Ocado and Sports Direct: better to arrive late than not at all

David Hellier
Follow David

Whenever bankers are asked to explain why London’s market for new issues – the IPO market – nearly collapsed altogether last year, they cite a number of factors that always include the poor performance of a number of high-profile flotations.

The lists are long and varied but almost everybody’s bete noirs include Sports Direct, Mike Ashley’s competitively priced discount chain and Ocado, the online retailer.

The flotations were three years apart, with Sports Direct going public in 2007 and Ocado being unleashed on the public markets in 2010.

Both, however, spectacularly underperformed in terms of share price performance immediately after flotation, leading to criticism of the investment banks that brought the companies to market. They were Bank of America Merrill Lynch and Goldman Sachs respectively.

Now things are beginning to look rather different. Sports Direct, which is enjoying a spectacular trading record, is likely to break into the FTSE 100 for the first time in the coming days. Its shares, which were issued at 300p in 2007, are now trading at close to 670p, valuing the group at around £4bn.

Ocado, whose shares were listed at 180p – they were languishing at less than 80p two years later – has been massively boosted by a licensing deal with Morrisons, which has changed sentiment totally.

Shares are now trading at 291p with brokers such as Numis setting a target price as high as 380p on hope its leading technology can help it win partnerships with other global retailers.

So are there any lessons to be learnt by the experiences of these two groups, which have helped to colour the backdrop to the IPO scene in London.
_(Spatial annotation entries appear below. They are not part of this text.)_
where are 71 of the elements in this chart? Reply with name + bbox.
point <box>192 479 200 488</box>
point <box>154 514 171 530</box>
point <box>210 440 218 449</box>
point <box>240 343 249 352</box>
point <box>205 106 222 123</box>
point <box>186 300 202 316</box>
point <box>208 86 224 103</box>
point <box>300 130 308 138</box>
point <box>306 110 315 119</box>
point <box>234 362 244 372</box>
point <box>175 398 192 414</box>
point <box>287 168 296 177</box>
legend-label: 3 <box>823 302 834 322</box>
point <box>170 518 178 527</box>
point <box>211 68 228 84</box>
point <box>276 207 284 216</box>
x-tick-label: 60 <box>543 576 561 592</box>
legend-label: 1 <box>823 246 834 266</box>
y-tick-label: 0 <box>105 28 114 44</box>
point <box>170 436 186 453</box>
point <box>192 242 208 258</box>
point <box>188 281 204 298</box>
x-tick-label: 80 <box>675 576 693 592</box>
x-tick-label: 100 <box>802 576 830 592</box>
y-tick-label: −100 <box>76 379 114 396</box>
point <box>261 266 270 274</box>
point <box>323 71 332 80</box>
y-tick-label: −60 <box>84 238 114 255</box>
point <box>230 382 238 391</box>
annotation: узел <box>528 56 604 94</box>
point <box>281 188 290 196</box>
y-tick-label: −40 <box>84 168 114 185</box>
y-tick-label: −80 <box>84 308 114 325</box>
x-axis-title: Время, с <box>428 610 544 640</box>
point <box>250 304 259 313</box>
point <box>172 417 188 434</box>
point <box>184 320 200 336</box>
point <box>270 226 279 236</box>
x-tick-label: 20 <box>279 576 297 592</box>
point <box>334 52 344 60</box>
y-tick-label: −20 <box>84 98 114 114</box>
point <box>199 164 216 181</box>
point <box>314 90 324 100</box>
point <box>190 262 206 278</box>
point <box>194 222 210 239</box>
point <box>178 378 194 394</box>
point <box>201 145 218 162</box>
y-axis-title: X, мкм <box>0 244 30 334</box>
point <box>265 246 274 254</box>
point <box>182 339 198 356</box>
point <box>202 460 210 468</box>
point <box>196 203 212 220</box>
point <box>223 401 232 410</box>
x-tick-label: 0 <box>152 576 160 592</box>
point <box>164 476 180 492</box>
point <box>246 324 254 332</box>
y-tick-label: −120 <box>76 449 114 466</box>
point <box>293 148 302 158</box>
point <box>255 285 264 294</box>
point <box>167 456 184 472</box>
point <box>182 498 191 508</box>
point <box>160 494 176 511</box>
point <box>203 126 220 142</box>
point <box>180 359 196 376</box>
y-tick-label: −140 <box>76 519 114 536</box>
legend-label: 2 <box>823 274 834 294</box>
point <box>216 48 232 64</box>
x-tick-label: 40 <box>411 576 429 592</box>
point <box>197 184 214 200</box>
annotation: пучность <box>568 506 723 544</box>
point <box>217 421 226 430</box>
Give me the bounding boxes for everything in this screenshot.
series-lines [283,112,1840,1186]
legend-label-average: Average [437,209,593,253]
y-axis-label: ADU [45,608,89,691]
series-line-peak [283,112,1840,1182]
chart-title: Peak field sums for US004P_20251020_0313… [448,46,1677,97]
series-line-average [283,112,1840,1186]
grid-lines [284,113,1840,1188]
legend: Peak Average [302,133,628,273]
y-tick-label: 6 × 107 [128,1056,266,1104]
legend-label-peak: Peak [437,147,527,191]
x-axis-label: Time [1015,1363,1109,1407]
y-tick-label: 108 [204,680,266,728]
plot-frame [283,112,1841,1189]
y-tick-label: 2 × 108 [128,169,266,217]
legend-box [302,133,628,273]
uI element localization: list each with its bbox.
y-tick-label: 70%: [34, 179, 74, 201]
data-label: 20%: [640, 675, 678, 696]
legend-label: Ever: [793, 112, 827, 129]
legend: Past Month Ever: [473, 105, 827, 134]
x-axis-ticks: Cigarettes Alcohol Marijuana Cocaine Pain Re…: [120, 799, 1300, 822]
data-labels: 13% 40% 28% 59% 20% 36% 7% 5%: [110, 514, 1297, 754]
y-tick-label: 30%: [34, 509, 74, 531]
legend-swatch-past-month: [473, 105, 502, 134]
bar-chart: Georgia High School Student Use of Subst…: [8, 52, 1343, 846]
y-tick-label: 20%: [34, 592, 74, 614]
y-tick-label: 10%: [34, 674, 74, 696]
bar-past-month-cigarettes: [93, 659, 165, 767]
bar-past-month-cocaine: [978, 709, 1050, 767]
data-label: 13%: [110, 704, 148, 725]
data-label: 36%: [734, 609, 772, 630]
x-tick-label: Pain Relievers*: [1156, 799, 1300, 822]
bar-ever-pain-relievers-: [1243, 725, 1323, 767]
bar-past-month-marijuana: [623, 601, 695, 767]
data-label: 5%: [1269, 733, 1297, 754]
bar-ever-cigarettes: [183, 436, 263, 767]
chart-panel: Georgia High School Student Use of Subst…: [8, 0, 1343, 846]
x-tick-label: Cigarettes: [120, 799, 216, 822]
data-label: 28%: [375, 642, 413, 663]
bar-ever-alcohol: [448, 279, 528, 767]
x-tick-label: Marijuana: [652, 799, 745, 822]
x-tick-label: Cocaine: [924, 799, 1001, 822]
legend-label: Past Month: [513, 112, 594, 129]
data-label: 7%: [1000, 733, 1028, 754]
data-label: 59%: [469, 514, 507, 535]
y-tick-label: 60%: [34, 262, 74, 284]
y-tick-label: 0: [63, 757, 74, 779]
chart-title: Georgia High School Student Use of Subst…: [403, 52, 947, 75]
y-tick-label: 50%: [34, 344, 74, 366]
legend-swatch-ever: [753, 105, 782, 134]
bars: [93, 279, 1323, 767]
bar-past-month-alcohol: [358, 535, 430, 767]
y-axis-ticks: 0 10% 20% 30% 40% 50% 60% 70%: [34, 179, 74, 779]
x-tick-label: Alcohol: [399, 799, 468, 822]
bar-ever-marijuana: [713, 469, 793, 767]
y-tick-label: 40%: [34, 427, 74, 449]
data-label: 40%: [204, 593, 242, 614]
In retrospect, the advisers to both groups would probably admit that, even though they might think they valued the equity of both groups correctly, they or the selling shareholders maybe should not have tried to extract maximum value all at the time of the flotation.

Better to behave like Cinven, for example, in the disposal of part of its stake in the recent IPO of Partnership, the insurance group. Cinven was advised, say sources, that it could have extracted a higher price for the sale of a portion of shares in Partnership but decided against going for the maximum price because it still had more shares to sell at a later date and preferred to have a strong aftermarket.

The decision looks to have been a wise one, with Partnership shares debuting strongly and continuing to perform well. They are currently trading at around 470p against a 385p flotation price, helping to give confidence to the IPO market as a whole.

Indeed, companies wishing to float in London need to bear in mind that many of the institutional buyers, like Andy Brough of Schroders, believe they need some sort of discount to entice them into buying into a new, unproven company. That might not be palatable but it’s a view that is difficult to ignore totally (unless one chooses to float in another jurisdiction entirely).

There’s also a case for inviting analysts from non-connected banks in to meet management ahead of a flotation. That way, there’s a good chance of avoiding the situation that Ocado faced when all third party research, which had been excluded from meetings (as is often the case), was highly critical of the group.

But the biggest lesson of all might be for the buy-side. Maybe it’s time to stop rehearsing the old war stories about Ocado and Sports Direct and take on board the fact that both groups, albeit a bit belatedly, are beginning to live up to the expectations their advisers had of them when they joined the public markets.